Home Rajasthan Adani Foundation helps restore water bodies in Jaisalmer

Adani Foundation helps restore water bodies in Jaisalmer

Ponds are the lifeline of Rajasthan

Adani Foundation helps restore water bodies in Jaisalmer

The Angle


A television commercial featuring camels dancing with joy when a tanker opens its water nozzle for them shows the harsh reality of life in the desert where every drop of water is valued. Water is the elixir of life for inhabitants – people and animals – of the desert state of Rajasthan; they understand the value of this precious commodity like no one else. Life revolves around water in Rajasthan; ask those living in places like Jaisalmer and Barmer what it means to travel long distances in the scorching sun to fetch the precious resource. So it is but natural that rainfed waterbodies — man-made or natural — have been the focal point around which human settlements have developed for centuries in the state.

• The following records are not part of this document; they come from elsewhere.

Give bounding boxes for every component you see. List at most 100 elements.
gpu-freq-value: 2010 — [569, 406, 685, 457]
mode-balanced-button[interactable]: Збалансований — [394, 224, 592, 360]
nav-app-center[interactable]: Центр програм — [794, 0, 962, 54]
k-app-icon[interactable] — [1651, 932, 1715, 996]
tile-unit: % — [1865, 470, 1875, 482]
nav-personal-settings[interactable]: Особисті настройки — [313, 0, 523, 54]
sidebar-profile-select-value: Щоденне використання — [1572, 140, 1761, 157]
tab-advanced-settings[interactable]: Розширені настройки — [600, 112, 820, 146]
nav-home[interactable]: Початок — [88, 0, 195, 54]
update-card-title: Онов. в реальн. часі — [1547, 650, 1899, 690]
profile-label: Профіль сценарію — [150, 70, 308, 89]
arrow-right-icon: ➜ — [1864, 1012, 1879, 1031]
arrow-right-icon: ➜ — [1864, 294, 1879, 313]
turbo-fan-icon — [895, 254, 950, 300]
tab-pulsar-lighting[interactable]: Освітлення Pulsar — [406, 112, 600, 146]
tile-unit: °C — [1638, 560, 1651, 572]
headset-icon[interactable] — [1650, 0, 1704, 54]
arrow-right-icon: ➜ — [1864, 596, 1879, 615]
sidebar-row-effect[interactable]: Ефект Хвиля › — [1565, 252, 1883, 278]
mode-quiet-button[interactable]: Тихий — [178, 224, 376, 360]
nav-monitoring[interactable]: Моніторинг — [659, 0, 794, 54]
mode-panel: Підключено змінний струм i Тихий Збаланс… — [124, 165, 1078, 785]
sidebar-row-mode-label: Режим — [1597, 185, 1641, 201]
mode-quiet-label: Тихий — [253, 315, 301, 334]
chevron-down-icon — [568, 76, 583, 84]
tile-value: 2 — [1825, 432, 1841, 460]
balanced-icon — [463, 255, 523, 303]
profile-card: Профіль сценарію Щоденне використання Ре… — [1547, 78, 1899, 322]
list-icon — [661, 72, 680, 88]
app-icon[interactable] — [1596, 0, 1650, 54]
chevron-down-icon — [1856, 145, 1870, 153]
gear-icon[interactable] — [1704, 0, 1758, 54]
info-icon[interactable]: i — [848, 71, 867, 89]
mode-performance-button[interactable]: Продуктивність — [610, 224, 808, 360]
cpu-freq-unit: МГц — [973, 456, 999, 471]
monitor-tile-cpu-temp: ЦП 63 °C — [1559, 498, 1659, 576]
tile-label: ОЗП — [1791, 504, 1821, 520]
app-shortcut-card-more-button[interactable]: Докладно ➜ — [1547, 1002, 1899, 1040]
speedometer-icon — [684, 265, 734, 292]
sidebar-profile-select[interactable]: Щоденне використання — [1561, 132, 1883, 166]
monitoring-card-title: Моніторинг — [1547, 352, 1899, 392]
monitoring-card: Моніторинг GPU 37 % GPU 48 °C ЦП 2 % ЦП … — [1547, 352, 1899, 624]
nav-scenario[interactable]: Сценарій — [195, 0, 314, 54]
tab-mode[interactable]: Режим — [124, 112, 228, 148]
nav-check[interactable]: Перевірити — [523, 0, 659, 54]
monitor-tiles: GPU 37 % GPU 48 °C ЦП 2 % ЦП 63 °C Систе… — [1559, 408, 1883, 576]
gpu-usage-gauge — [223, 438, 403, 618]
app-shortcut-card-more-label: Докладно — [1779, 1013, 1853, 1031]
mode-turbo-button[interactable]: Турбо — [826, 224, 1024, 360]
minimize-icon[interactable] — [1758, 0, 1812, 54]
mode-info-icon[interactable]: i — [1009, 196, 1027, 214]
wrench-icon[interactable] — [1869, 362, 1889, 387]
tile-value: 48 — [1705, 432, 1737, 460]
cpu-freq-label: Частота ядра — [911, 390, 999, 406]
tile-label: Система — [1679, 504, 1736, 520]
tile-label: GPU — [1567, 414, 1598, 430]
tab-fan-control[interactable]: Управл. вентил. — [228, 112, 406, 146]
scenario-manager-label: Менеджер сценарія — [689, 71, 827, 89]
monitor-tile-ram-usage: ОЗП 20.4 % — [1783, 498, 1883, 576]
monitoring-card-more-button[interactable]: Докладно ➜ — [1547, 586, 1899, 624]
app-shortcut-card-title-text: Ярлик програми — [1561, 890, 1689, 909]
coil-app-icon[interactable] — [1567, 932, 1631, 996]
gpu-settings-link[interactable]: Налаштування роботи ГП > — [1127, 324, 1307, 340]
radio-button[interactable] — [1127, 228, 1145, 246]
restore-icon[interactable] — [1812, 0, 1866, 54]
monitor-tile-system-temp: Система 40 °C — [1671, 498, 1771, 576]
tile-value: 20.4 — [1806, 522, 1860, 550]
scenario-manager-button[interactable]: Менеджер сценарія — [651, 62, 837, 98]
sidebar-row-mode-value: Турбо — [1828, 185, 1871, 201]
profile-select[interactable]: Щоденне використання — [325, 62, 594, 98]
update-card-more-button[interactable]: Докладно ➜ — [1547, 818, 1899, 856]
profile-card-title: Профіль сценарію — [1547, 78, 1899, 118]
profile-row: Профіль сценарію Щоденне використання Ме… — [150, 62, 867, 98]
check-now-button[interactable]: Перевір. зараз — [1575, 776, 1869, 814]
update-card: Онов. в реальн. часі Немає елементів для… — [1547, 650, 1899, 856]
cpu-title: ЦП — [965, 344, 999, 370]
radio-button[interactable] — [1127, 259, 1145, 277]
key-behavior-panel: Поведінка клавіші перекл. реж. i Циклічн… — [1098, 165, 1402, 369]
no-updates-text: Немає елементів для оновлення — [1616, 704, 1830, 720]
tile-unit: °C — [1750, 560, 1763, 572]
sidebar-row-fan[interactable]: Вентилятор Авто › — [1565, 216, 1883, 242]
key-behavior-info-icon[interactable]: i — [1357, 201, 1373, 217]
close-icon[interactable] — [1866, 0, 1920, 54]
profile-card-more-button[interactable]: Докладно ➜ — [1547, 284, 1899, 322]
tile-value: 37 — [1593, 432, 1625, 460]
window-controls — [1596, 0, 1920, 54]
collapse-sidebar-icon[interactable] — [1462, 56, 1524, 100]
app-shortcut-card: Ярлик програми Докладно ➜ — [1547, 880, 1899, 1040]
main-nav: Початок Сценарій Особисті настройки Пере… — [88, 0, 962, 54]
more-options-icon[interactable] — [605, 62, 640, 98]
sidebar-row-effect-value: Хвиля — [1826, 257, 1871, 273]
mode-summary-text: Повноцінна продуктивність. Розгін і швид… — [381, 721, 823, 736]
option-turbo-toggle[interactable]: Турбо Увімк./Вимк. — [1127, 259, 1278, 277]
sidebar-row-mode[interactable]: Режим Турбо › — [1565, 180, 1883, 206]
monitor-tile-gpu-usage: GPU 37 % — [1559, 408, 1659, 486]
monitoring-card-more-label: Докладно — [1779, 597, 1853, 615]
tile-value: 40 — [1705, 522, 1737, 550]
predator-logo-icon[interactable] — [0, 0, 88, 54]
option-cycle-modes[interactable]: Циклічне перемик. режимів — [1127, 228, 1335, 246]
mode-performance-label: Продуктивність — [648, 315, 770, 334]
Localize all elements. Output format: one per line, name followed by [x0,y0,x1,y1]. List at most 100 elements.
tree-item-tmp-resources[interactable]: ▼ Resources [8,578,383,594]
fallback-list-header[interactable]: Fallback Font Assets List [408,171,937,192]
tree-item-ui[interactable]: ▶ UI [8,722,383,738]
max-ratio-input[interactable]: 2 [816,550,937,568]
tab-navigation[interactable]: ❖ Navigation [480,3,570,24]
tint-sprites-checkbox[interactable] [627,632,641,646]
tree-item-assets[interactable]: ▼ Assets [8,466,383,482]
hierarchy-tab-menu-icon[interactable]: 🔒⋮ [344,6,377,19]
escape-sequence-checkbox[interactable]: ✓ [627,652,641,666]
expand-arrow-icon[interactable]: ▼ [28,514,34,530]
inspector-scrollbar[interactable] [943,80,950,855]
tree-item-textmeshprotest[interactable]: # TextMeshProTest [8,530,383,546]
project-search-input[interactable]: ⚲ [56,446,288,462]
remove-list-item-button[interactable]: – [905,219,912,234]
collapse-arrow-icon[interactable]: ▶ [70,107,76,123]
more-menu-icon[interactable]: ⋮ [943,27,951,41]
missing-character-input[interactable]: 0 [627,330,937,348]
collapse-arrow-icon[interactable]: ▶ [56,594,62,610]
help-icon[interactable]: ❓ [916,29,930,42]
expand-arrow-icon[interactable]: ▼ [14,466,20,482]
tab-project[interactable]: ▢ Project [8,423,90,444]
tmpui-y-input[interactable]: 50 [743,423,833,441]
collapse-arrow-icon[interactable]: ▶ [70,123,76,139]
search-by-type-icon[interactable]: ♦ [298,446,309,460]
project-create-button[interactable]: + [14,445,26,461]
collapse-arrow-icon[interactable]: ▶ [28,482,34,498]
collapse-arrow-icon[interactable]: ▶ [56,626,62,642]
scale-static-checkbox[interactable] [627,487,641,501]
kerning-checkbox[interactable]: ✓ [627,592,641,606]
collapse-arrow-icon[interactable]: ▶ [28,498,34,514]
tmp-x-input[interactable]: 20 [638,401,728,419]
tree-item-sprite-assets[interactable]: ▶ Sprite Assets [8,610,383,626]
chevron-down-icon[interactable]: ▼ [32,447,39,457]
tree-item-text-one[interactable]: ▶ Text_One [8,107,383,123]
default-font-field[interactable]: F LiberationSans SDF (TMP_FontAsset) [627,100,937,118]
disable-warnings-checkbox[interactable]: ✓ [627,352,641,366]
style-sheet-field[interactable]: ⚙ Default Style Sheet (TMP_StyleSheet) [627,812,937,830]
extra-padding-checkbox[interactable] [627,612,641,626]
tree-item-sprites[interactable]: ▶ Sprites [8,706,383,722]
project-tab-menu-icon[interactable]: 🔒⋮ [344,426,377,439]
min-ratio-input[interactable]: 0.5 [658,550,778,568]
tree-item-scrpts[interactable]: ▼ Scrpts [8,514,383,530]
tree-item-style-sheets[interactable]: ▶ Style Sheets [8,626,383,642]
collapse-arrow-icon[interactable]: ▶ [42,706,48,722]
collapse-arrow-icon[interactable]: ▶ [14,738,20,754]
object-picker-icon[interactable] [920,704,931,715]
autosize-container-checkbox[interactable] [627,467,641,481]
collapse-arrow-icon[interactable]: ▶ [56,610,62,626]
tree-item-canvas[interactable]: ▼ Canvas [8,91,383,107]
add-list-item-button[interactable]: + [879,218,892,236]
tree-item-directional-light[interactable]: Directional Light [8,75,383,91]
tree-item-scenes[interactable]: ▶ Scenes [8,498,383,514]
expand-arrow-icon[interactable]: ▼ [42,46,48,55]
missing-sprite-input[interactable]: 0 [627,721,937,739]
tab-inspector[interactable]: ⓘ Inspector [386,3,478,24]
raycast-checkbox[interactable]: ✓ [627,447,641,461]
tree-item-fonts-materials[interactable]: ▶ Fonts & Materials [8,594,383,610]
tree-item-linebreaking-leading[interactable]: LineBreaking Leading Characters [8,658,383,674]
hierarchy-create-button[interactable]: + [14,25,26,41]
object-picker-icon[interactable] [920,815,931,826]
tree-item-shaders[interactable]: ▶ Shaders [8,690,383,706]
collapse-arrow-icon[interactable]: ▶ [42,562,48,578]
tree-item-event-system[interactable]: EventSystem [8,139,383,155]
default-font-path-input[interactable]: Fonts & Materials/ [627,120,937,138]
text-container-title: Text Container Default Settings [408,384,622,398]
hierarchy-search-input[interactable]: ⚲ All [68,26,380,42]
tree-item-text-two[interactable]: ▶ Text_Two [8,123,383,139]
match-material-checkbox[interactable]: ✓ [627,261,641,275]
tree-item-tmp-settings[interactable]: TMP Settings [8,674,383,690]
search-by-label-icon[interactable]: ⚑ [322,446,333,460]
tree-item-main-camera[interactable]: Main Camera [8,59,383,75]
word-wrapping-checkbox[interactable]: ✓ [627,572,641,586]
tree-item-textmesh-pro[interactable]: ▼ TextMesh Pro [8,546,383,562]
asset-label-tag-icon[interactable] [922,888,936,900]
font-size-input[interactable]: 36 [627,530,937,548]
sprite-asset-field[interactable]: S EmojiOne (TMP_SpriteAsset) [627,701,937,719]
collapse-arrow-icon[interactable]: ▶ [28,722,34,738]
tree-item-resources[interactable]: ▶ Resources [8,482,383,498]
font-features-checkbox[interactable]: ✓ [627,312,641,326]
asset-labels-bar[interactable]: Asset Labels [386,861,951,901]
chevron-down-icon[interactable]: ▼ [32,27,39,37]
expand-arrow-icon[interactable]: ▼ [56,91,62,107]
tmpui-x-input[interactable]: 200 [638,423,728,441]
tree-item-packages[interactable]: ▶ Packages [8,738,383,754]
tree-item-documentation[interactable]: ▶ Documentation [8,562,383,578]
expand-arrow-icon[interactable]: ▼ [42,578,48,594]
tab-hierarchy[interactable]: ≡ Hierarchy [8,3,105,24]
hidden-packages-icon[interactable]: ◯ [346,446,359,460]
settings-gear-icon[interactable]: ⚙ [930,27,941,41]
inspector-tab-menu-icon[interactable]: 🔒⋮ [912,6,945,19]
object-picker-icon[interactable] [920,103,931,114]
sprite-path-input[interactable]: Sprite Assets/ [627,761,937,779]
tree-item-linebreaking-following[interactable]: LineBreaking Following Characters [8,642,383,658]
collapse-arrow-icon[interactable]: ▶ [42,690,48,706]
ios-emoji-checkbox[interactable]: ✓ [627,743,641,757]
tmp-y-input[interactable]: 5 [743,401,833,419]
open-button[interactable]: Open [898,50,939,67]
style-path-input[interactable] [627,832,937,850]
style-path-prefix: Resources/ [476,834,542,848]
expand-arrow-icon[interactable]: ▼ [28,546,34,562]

Village ponds hold great significance for the people here. They believe these are more than just bodies for storing water; they are the lifeline of the communities surrounding them. Despite the advancements in technology and the popularity of borewells and hand pumps, people realise that ancestral ponds are the guardians of their identity. So, they have now gone back to reviving ponds, storing water in them and using it wisely.

The Adani Foundation recognised the dire need for water conservation in these parched lands and embarked on a mission going beyond just enhancing water storage. The goal was to revive and preserve ponds, the lifeline of these villages. Communities and local leaders became architects and decided the excavation area, pond depth, and catchment area enhancements. Their decisions didn’t solely revolve around water but involved concerns for child safety, the welfare of cattle, and the natural rhythm of rainfall.

“For centuries, we have depended on this pond for our water requirements and it gets filled during rainy season. But scant rain, which is common in this part of the state, and silt deposits make it difficult for the pond to hold water,” says Gafoor Khan, Sarpanch of Madhopur in Pokhran, Jaisalmer. “However, things are better now after the Adani Foundation took up the desilting and dredging at our Noteri pond that has water for 10-11 months.”

Water conservation efforts in Jaisalmer district, particularly in villages like Nedan, Madhopura, Dawara, Rasala, Achala and Bhensara in the blocks of Pokhran and Fatehgarh have made a significant impact on the region’s water resources. These efforts, which resulted in restoring a total combined storage capacity of over 70,000 cubic meters, have not only increased the availability of water for the local communities but also contributed to groundwater recharge, ensuring a sustainable source of water for future generations.

This remarkable feat showcases the positive impact of community involvement, responsible resource management and the commitment to preserving the natural heritage of the region. It is a testament to the power of collaborative efforts to address critical environmental challenges and secure a brighter future for these arid landscapes and their resilient communities.

“Not only the residents of Dawara but also cattle and stray animals depend on the Chataliya pond for water. People from nearby settlements come on carts and tractors to collect water. This is the only source of water for the village. We get water for 8-10 months after the pond is filled during the rains. We are thankful to the Adani Foundation for digging and cleaning this pond for our use,” says Inder Singh, resident of Dawara village, Fatehgarh, Jaisalmer.

The people’s connection to their land, culture, and history is strong. The Foundation’s initiatives to conserve water by revitalising waterbodies ensure the survival of these villages. The locals know that their ponds are as resilient as they are. They know that their culture will survive, their country will grow, and the springs of life will forever nurture their souls. The desert’s legacy will be carried on for centuries to come.